Kathmandu, October 13

The World Bank has projected Nepal’s economy to grow at 7.1 per cent in the ongoing fiscal year, primarily driven by private investment and consumption, as per the Economic Update of the World Bank.

However, the World Bank has projected a slowdown in Nepal’s economy in the upcoming two fiscal years in line with a global downward trend. The World Bank has estimated Nepal’s economy to grow at 6.4 per cent in fiscal 2020-21 and at 6.5 per cent in 2021-22. As per the World Bank, economic growth in South Asia is projected to slow to 5.9 per cent in 2019, down 1.1 percentage points from April 2019 estimates, casting uncertainty about a rebound in the short term.

The South Asia Economic Focus, Making (De)centralisation Work, states that strong domestic demand, which propped high growth in the past, has weakened, driving a slowdown across the region. Imports have declined severely across South Asia, contracting between 15 and 20 per cent in Pakistan and Sri Lanka. In India, domestic demand has slipped, with private consumption growing 3.1 per cent in the last quarter from 7.3 per cent a year ago, while manufacturing growth plummeted to below one per cent in the second quarter of 2019 compared to over 10 per cent a year ago, as per the report.

On the supply side in Nepal, growth will be driven by services, underpinned by steady remittance inflows and high tourist arrivals. The latter will be supported by the Visit Nepal 2020 programme, the completion of the second international airport, and the construction of big hotels, states the World Bank report. On the demand side, investment and government consumption are expected to be the main drivers of growth.

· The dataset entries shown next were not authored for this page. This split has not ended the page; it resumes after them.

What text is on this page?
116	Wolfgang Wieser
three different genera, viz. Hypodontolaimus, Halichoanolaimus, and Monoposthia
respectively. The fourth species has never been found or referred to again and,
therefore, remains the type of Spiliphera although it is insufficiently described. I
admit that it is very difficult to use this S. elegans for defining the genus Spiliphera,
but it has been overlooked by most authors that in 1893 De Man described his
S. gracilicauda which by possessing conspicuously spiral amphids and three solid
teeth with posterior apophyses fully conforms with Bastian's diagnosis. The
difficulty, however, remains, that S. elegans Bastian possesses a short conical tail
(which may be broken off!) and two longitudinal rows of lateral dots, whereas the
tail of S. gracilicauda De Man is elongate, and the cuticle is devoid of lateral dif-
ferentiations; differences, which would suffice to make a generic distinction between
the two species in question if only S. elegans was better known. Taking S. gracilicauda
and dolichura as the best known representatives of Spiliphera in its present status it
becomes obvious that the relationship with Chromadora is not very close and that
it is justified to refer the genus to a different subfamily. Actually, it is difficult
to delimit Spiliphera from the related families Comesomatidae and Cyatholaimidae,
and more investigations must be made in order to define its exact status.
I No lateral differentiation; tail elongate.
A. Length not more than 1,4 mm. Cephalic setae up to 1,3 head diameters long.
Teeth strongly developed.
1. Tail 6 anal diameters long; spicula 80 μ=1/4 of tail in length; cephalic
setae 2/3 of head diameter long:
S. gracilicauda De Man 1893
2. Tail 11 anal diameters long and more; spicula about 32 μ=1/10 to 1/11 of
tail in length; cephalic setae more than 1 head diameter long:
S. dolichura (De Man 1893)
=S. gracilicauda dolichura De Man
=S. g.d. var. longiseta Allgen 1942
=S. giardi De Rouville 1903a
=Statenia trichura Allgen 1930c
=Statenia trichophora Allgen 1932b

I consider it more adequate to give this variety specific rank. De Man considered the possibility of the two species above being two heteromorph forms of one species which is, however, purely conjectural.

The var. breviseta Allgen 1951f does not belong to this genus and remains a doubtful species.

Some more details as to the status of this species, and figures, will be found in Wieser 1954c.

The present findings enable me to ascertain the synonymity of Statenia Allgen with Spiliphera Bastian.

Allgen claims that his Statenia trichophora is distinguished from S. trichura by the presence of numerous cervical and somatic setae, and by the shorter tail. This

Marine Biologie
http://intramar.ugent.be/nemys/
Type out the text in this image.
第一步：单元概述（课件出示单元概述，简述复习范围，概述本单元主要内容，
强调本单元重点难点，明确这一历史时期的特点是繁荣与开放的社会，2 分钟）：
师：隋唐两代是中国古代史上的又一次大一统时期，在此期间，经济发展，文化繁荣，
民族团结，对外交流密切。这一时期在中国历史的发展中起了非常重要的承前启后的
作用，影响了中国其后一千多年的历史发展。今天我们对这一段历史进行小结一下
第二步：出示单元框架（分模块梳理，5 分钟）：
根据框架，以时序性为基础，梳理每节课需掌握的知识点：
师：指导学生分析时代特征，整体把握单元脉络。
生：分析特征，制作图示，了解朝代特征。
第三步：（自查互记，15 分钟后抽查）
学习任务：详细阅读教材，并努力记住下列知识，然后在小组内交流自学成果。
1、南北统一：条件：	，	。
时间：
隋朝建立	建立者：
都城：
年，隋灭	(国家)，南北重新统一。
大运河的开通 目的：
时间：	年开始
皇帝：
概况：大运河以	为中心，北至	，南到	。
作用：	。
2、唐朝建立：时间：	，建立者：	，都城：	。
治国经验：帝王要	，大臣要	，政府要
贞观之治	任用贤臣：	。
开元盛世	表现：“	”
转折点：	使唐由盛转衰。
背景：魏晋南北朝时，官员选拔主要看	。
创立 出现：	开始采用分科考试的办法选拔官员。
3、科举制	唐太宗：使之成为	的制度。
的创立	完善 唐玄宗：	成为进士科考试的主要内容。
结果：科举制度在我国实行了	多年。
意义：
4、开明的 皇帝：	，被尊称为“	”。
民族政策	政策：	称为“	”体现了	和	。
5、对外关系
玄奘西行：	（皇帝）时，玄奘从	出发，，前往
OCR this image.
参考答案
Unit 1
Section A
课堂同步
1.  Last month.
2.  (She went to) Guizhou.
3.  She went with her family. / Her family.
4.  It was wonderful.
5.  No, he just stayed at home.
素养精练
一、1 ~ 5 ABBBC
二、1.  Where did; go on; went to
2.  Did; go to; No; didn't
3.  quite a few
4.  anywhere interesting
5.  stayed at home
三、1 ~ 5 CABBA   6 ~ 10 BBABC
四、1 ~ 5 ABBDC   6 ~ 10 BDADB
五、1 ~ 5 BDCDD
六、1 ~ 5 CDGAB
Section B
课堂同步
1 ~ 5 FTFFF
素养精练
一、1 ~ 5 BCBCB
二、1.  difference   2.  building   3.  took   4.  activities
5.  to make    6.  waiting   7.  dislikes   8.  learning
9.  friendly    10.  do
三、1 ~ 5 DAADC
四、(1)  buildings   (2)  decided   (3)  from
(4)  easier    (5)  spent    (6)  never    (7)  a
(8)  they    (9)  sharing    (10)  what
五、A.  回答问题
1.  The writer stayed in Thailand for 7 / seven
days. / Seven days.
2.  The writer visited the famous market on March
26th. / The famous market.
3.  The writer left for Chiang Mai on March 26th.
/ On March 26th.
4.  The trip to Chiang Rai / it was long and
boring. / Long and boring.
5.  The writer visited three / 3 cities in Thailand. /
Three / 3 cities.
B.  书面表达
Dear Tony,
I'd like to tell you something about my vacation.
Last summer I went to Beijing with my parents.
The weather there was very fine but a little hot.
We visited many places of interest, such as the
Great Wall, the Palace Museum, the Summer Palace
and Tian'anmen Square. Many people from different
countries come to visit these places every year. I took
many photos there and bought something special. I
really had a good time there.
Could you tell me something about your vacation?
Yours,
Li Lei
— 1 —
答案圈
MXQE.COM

Public consumption will be supported by increased spending on salary and goods and services.

The World Bank report also projects rise in inflation rate marginally with higher public sector wages, increases in import duties on agricultural and industrial goods, and the removal of value added tax exemptions on some intermediate goods and services.

However, the World Bank says that the country’s current account deficit is likely to moderate to 5.9 per cent of GDP by 2020-21, as spending on federalism-related infrastructure and post-earthquake reconstruction tapers down and the government starts implementing a work plan for encouraging export-oriented and import-substituting industries.

Meanwhile, the report has said that the persistently high trade deficits would raise the risks to the external sector, especially if remittance growth slows down due to geopolitical tensions in migrant receiving countries and uncertain oil prices. Similarly, lower remittances could also impact the liquidity in the financial system.

“Declining industrial production and imports, as well as tensions in the financial markets reveal a sharp economic slowdown in South Asia,” said Hartwig Schafer, World Bank vice president for the South Asia Region.

“As global and domestic uncertainties cloud the region’s economic outlook, South Asian countries should pursue stimulating economic policies to boost private consumption and beef up investments.”